Antonio Albi
2 minuti per la letturaLAMEZIA TERME – Antonio Albi è candidabile, per Francesco Cardamone invece la richiesta di incandidabilità è stata accolta. Questa la decisione del tribunale di Lamezia nei confronti di Albi, sindaco, all’epoca dei fatti, di Nocera Terinese e di Cardamone, vicesindaco di Nocera Terinese, quest’ultimo finito agli arresti domiciliari a maggio 2021 nell’ambito dell’operazione antimafia Alibante. Un’inchiesta che ad agosto del 2021 determinò, di fatto, lo scioglimento del consiglio comunale di Nocera Terinese per infiltrazioni mafiose.
Per l’allora sindaco Albi, dunque (che pochi giorni dopo l’inchiesta, da cui era estraneo, si dimise interrompendo il suo mandato durato due anni) il tribunale di Lamezia Terme ha rigettato la richiesta avanzata dal Ministero dell’Interno per dichiarare l’incandidabilità dell’ex sindaco di Nocera Terinese. Accogliendo la linea difensiva dell’avvocato Antonello Sdanganelli, il tribunale ha ritenuto l’allora sindaco, ingegnere Antonio Albi, estraneo a tutte le vicende che hanno determinato lo scioglimento del Consiglio Comunale di Nocera Terinese del 31 agosto 2021 (LEGGI).
Antonio Albi ha espresso piena soddisfazione per l’esito del giudizio. Esito diverso, invece, per l’allora vicesindaco di Nocera Terinese (in carica fino al giorno dell’arresto del 3 maggio 2021) nonché carabiniere Francesco Cardamone, 41 anni (che finì ai domiciliari), appuntato scelto dell’arma dei carabinieri, già in servizio alla stazione Carabinieri di Lamezia Terme scalo, accusato nell’inchiesta Alibante di «essere venuto a conoscenza delle attività di indagine condotte dal Nucleo investigativo Carabinieri del Gruppo di Lamezia Terme e di aver rivelato notizie che dovevano rimanere segrete a taluni soggetti, ovvero ne agevolava la conoscenza, soggetti che, successivamente, le veicolavano, tramite alcuni sodali della cosca , direttamente al capo cosca Bagalà Carmelo (con il quale, tra l’altro, Cardamone è anche legato da rapporti di parentela)».

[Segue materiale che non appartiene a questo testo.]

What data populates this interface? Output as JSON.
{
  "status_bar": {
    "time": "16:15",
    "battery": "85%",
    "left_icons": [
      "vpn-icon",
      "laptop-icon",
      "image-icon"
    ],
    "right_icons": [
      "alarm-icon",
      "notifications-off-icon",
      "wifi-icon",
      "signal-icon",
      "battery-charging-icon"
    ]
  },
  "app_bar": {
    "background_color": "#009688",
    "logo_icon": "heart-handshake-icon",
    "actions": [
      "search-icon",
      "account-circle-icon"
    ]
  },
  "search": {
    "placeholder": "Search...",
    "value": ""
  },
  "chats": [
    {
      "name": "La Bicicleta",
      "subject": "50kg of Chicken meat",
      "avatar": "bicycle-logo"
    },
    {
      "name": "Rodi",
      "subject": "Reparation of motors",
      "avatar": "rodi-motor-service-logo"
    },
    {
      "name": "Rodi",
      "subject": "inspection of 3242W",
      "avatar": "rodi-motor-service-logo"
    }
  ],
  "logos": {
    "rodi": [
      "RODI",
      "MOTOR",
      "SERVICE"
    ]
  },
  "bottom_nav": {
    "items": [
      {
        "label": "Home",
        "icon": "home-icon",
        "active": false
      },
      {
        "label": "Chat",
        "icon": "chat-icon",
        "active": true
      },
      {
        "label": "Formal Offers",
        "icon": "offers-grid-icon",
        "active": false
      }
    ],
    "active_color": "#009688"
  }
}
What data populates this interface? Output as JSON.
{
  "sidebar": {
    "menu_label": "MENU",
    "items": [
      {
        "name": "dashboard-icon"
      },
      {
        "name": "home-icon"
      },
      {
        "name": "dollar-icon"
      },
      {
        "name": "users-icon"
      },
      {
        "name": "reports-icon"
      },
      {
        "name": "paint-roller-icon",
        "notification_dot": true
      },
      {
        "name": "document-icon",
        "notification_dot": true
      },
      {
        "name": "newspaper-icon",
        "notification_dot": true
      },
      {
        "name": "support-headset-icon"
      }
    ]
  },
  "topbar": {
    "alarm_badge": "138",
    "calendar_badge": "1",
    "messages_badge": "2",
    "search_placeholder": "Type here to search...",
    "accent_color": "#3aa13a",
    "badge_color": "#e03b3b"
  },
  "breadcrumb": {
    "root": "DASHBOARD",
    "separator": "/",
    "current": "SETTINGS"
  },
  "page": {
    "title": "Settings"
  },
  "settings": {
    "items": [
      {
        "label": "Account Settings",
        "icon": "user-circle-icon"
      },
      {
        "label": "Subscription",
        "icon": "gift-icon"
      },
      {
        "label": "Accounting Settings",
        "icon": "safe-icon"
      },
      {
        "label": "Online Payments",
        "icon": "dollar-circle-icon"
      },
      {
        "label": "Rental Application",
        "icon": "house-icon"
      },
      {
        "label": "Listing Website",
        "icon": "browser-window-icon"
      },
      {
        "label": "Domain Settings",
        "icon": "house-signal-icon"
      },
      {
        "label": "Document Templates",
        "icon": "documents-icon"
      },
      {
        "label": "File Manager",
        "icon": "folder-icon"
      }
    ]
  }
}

Cardamone figura anche fra le 31 persone rinviate a giudizio (su 43 indagati complessivi) coinvolte nell’inchiesta “Alibante”, scattata a maggio 2021 nei confronti di 19 persone (8 in carcere, 9 ai domiciliari e 2 raggiunti da una interdittiva) ritenuti responsabili, a vario titolo, di associazione di tipo mafioso, concorso esterno in associazione di tipo mafioso, scambio elettorale politico-mafioso, corruzione, estorsione, consumata e tentata, intestazione fittizia di beni, rivelazione di segreti d’ufficio e turbativa d’asta.
Come si ricorderà, le indagini sono state avviate a seguito della presentazione, da parte di imprenditori lametini, di denunce relative a estorsioni poste in essere da appartenenti alla cosca capeggiata da Carmelo Bagalà, 83 anni, operante sulla zona costiera compresa tra i comuni di Nocera Terinese e Falerna.
Nel corso delle indagini sono emersi, altresì, rapporti illeciti tra la cosca ed alcuni esponenti delle amministrazioni comunali di Falerna e Nocera Terinese (tra cui gli ex sindaci dei due comuni, Costanzo e Ferlaino) con capacità di influenza su processi decisionali, amministrativi ed elettivi.
Dalle indagini sarebbe emerso pure il condizionamento sulle elezioni del sindaco di Nocera Terinese nel corso delle comunali del 2018 quando fu eletto Massimo Pandolfo (predecessore di Albi) che due mesi dopo si dimise.